Her rich and varied life gives clear and poignant insights into a vanished world. She was born in January 1917 into a landed family, which divided its time between a country house in Holworth, Dorset and London. She was called Mersa after Mersa Matruth, the town where her father, Edward Foster, was stationed in the Great War. He believed that his daughters should be fine horsewomen and prepared for presentation at court and marriage. Two of her aunts were noted Edwardian beauties and débutantes, Florence, Baroness van Heemstra (who was one of the last group of ladies to be presented to Queen Victoria, and went on to celebrate her 100th birthday), and Evelyn, Marchioness of Downshire. Mersa inherited her family’s striking looks. Like her three sisters, she had a succession of governesses and was finished in Paris, where she was taught French and deportment by a Russian countess who had escaped from St Petersburg at the outbreak of the Bolshevik revolution. Through her life in London she met Thomas Hardy and his socially ambitious second wife, who called upon her family in the hope of widening her circle of acquaintance in the metropolis, and in Dorset she knew T E Lawrence, and must have been one of the last people to have met both men.
While her older sister Pam went on to enjoy an acclaimed career as a dancer (and merited an appreciative visit in her dressing room from Hermann Goëring following a performance before Hitler in the Tiegarten in Berlin in 1938), Mersa became a secretary to one of her relations, Lt Colonel Sir Arthur Pelham Heneage (1881-1971). During a long career as a Member of Parliament, he brought only one bill, against the docking and nicking of horses’ tails, to the floor of the House. Her experience of working for this ‘dear, sweet, silly man’ converted her initially to communism. Although she greatly admired Winston Churchill, she remained a passionate socialist and pacifist for the remainder of her life, canvassing in Bristol for Mr Wedgwood Benn, and attending rallies at Greenham Common and numerous vigils and peace marches. She strongly opposed the war in Iraq, which finally alienated her from the Labour Party.
Following her marriage to John Gibbons, the heir to a baronetcy created in 1752, she had three children, Charlotte (Mrs Hylton Baynton-Coward), (Dr) Jane (Mrs Neville Grant), and William, the present holder of the baronetcy. Her husband’s capture and internment by the Germans as a prisoner of war, and little money, meant that the family were constantly on the move. Mersa finally settled in Clifton in the late 1950s where she trained as an actor at the Old Vic Theatre School. She subsequently taught French in Bristol and Somerset secondary schools, and pioneered language teaching in primary schools, until retirement in 1977.
In her forties, Mersa took up painting and travelled widely – France, Spain, Crete, Madeira, Tangiers, Morocco, India and Latin America – taking a sketch book with her wherever she went. She enthusiastically described to her friends her feelings and the sense of love that she felt whilst painting in watercolour or using charcoal and pastels.

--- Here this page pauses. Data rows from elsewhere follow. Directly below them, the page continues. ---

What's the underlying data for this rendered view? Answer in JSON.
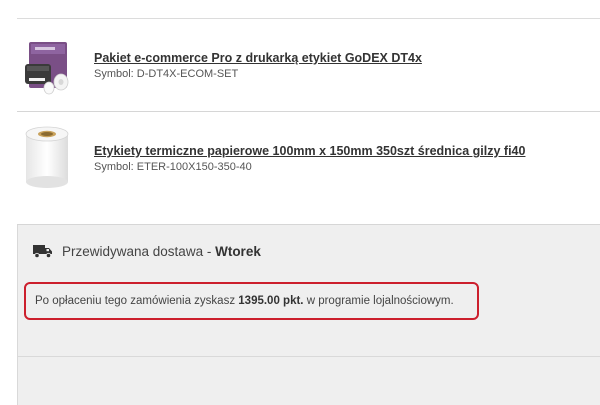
{
  "products": [
    {
      "name": "Pakiet e-commerce Pro z drukarką etykiet GoDEX DT4x",
      "symbol": "Symbol: D-DT4X-ECOM-SET"
    },
    {
      "name": "Etykiety termiczne papierowe 100mm x 150mm 350szt średnica gilzy fi40",
      "symbol": "Symbol: ETER-100X150-350-40"
    }
  ],
  "delivery": {
    "label": "Przewidywana dostawa - ",
    "day": "Wtorek"
  },
  "loyalty": {
    "prefix": "Po opłaceniu tego zamówienia zyskasz ",
    "points": "1395.00 pkt.",
    "suffix": " w programie lojalnościowym."
  },
  "colors": {
    "highlight_border": "#cc1f2d",
    "summary_background": "#efefef"
  }
}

She held major exhibitions of her work in Bristol in 1994 and 1998, and another entitled Figures in the Landscape: Images of Rajestan in the Contemporary Art Gallery in Ebury Street in 1999. One of the paintings from her first exhibition hangs in Manor Hall. She contributed to numerous other exhibitions, and in December 2007 will have a retrospective with Emeritus Professor Egginton and Tim Hobson at the Royal West of England Academy.
After her second retirement in 1985 she went to work in the Academy’s shop and became part of a circle of painters and sculptors centred on the Academy. She was an active member of the Clifton Arts Club and dedicated much time to the Open University, gaining her BA in 1983, and her BA with honours in 1986. She loved poetry, modern art and nature, and was awarded a prize by the Clifton Gardens’ Association for the ‘best garden in Clifton’. She could be seen regularly in the Union pool to within 18 months of her death, was a ruthless Scrabble player, a good cook and an excellent hostess. Had she lived in the 18th century she would have undoubtedly founded a literary and artistic salon of the kind that flourished in Paris before the Revolution, over which she would have presided with great flair and originality.
She met old age and death with dignity. An atheist, with little time for organised religion, she retained her ideals and was able to make a long-hoped for visit to Petra shortly before her death in the company of her son, William.
A demanding, critical friend, tough and yet deeply compassionate, warm and sensitive, all of us who attended her 80th birthday will remember her moving tribute to the part that friendship had played in her life. She made many lives richer, and all of us who gained her friendship and respect are the poorer for her passing, but are left with a wealth of memories rich in love, encouragement and laughter.
She leaves behind a dynasty of Bristol graduates, which includes her daughter, Jane (BA Arts 1963), her son, William (BSc Economics and Social History 1971), her daughter-in-law Patricia (née Howse), CBE (LLB 1971), her son-in-law, Neville Grant (BA Philosophy and English 1963), a Convocation representative on Court, and one of her nine grandchildren, Thomas Grant (BA English 1991).
An appreciation of Mersa by her daughter Dr Jane Grant appeared in the The Guardian on 22 January 2007.